🔹第一章『幼少期』 第7話『ジャックの祝福の儀』


 「8007年8月15日」

 あれから1ヵ月半が経ち、8月中旬に入った。


 今日の日付は前世では「お盆」だが、この異世界にはお盆は存在しない。

 その代わりに、この世界では毎年8月15日が女神様から【固有スキル】を貰う事が出来る『祝福の儀』の日である。

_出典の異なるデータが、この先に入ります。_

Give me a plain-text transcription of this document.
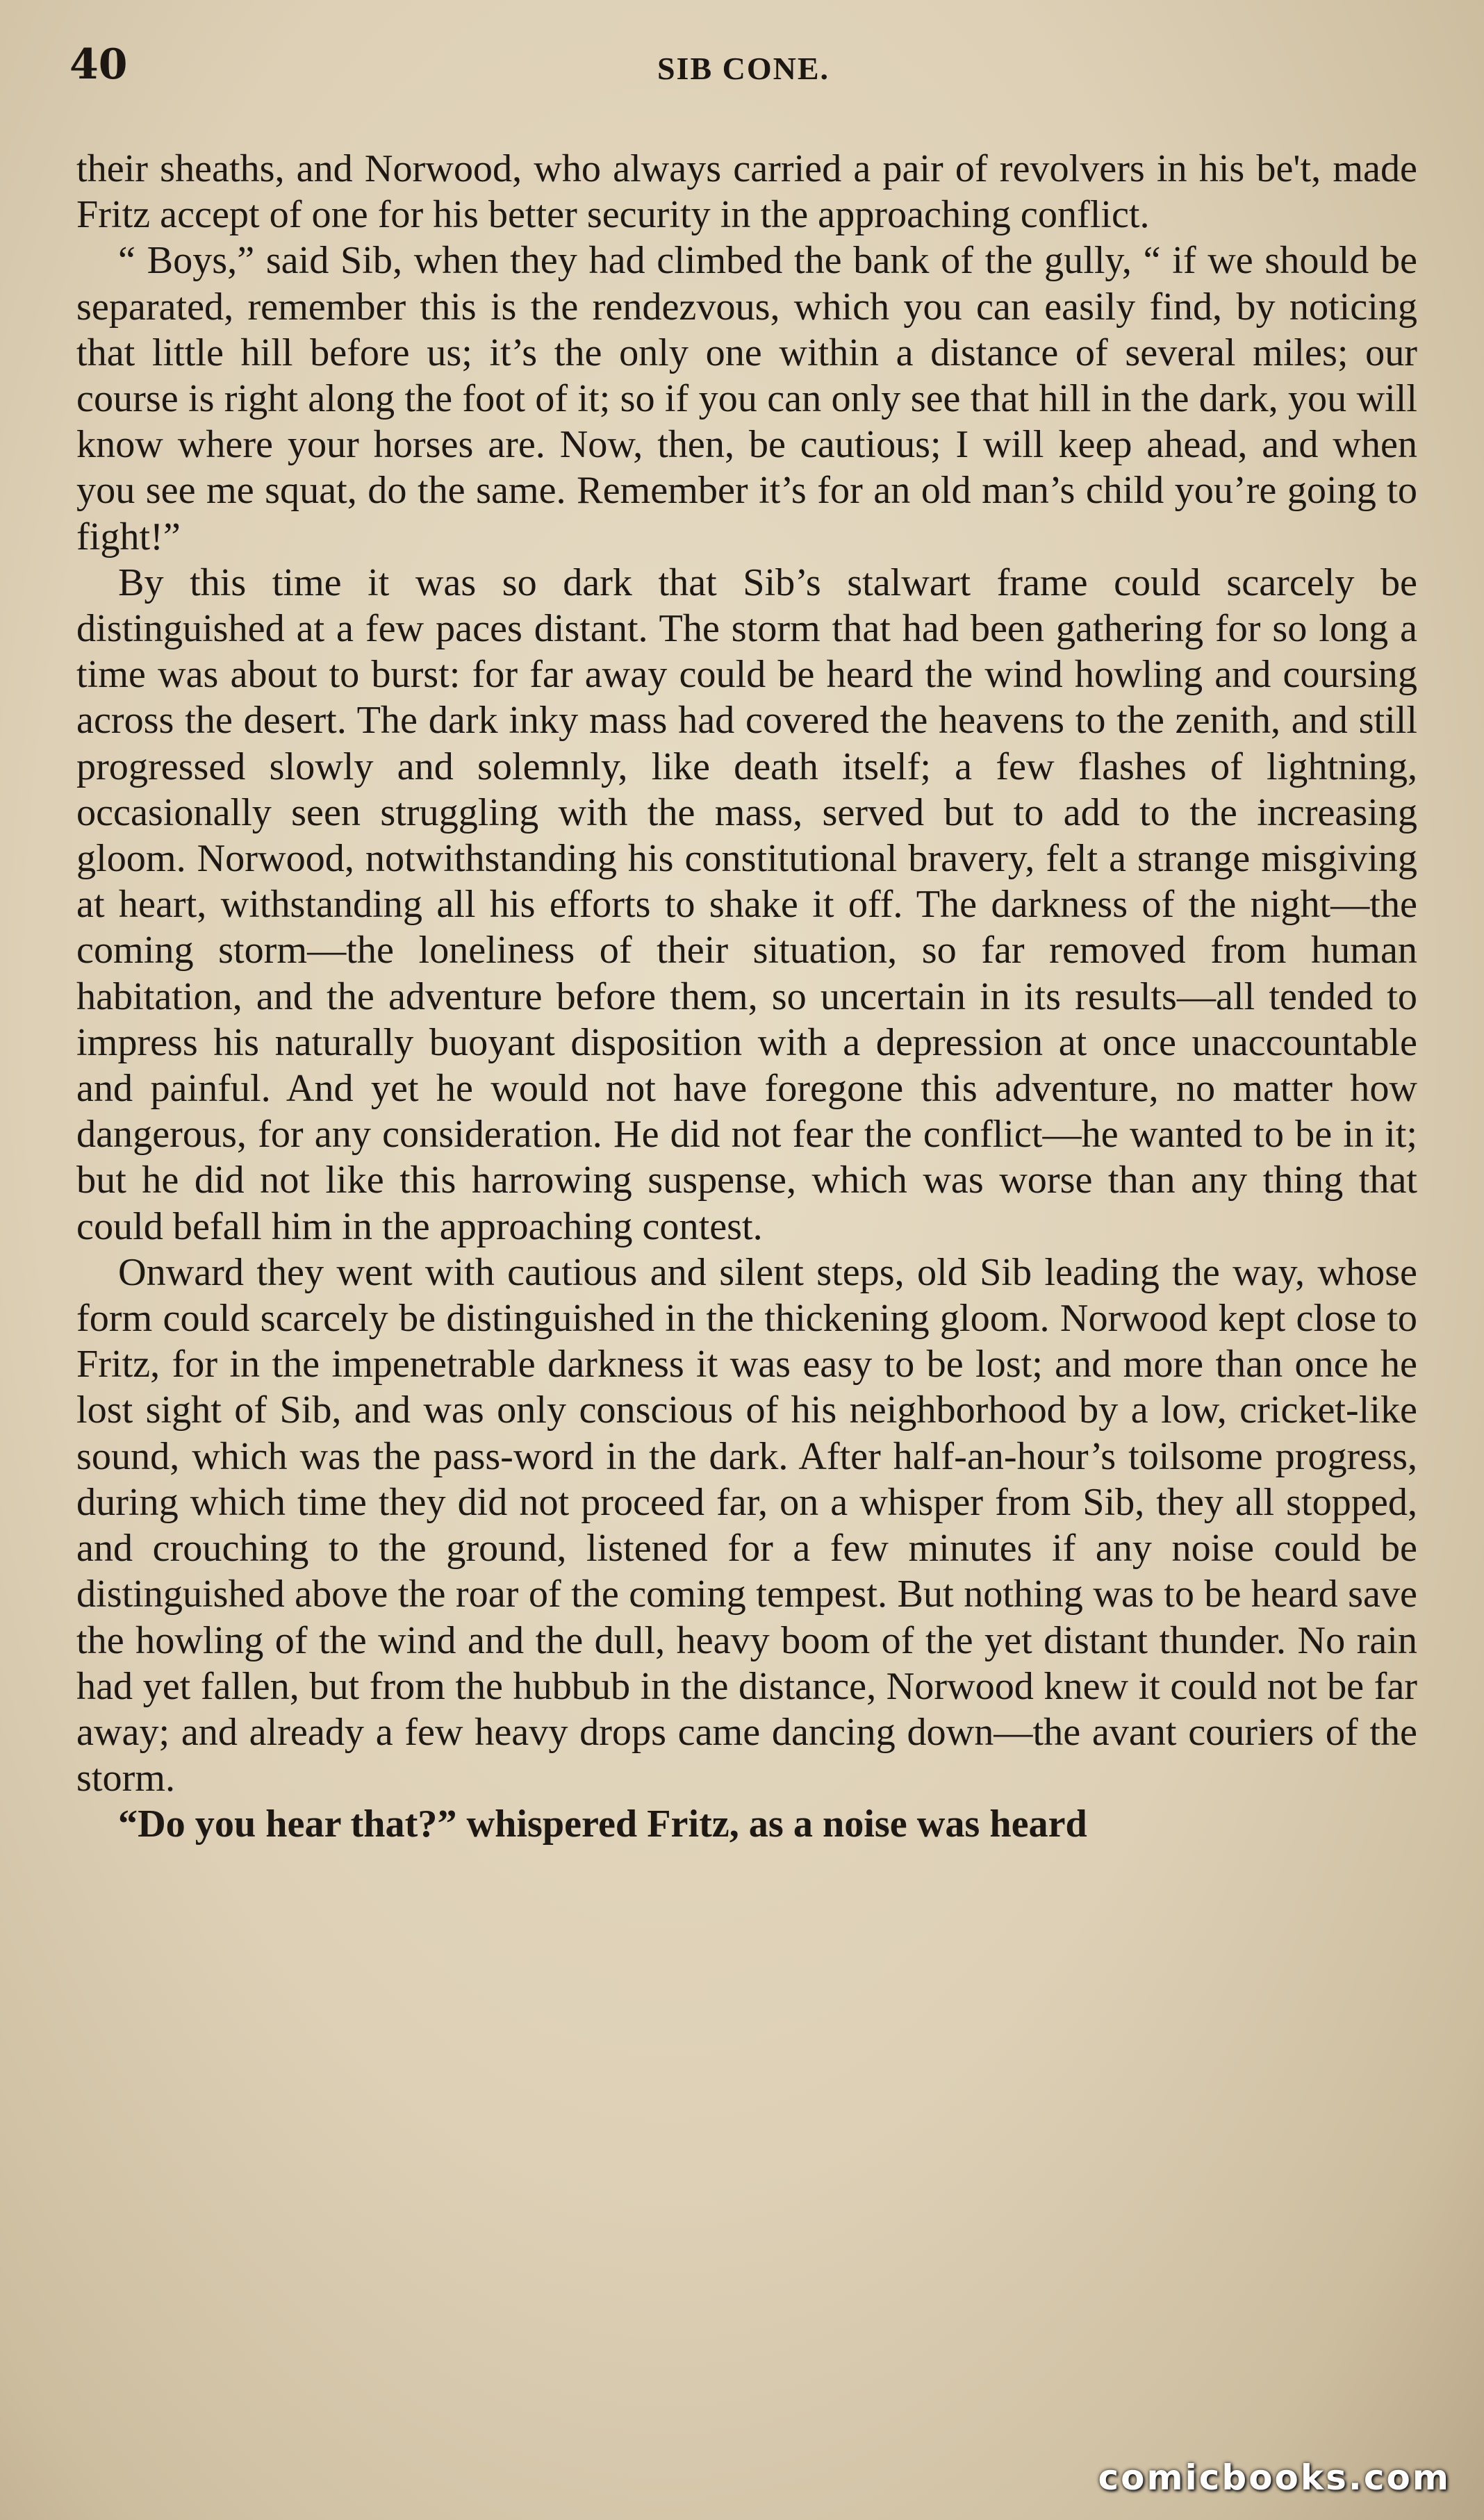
40	SIB CONE.

their sheaths, and Norwood, who always carried a pair of revolvers in his be't, made Fritz accept of one for his better security in the approaching conflict.

“ Boys,” said Sib, when they had climbed the bank of the gully, “ if we should be separated, remember this is the rendezvous, which you can easily find, by noticing that little hill before us; it’s the only one within a distance of several miles; our course is right along the foot of it; so if you can only see that hill in the dark, you will know where your horses are. Now, then, be cautious; I will keep ahead, and when you see me squat, do the same. Remember it’s for an old man’s child you’re going to fight!”

By this time it was so dark that Sib’s stalwart frame could scarcely be distinguished at a few paces distant. The storm that had been gathering for so long a time was about to burst: for far away could be heard the wind howling and coursing across the desert. The dark inky mass had covered the heavens to the zenith, and still progressed slowly and solemnly, like death itself; a few flashes of lightning, occasionally seen struggling with the mass, served but to add to the increasing gloom. Norwood, notwithstanding his constitutional bravery, felt a strange misgiving at heart, withstanding all his efforts to shake it off. The darkness of the night—the coming storm—the loneliness of their situation, so far removed from human habitation, and the adventure before them, so uncertain in its results—all tended to impress his naturally buoyant disposition with a depression at once unaccountable and painful. And yet he would not have foregone this adventure, no matter how dangerous, for any consideration. He did not fear the conflict—he wanted to be in it; but he did not like this harrowing suspense, which was worse than any thing that could befall him in the approaching contest.

Onward they went with cautious and silent steps, old Sib leading the way, whose form could scarcely be distinguished in the thickening gloom. Norwood kept close to Fritz, for in the impenetrable darkness it was easy to be lost; and more than once he lost sight of Sib, and was only conscious of his neighborhood by a low, cricket-like sound, which was the pass-word in the dark. After half-an-hour’s toilsome progress, during which time they did not proceed far, on a whisper from Sib, they all stopped, and crouching to the ground, listened for a few minutes if any noise could be distinguished above the roar of the coming tempest. But nothing was to be heard save the howling of the wind and the dull, heavy boom of the yet distant thunder. No rain had yet fallen, but from the hubbub in the distance, Norwood knew it could not be far away; and already a few heavy drops came dancing down—the avant couriers of the storm.

“Do you hear that?” whispered Fritz, as a noise was heard

comicbooks.com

 そんな今年の祝福の儀だが、デュフォール家では長男である「ジャック・デュフォール(7歳)」が参加する。

 俺はこの世界に来て初めての公共イベントなので凄く楽しみにしていたが、俺以外の家族はみな緊張した面持ちでデュフォール家の馬車に乗り、教会に向かっていた。

 そりゃそうだろう、女神様から貰える固有スキルの種類によって、この先の人生が決まってしまうと言っても過言ではないのだから緊張や心配もする。


 「我が子ジャックは優秀な子なのだからきっと大丈夫だ! 自信を持って臨みなさい。」


 「分かっています父様、父様の子なので絶対良いスキルを頂けるはずです!」


 「祝福の儀」を受けるジャック本人は緊張しながらも自信を持っている様子だが、父フィリップは平静を装ってはいるが眉をヒクヒクさせているので内心ではかなり心配しているようだ‥。

 正直に言うと父フィリップは心配な事や不安な事が有ると「眉をヒクヒク」させる癖が有るので直ぐに分かってしまうのである。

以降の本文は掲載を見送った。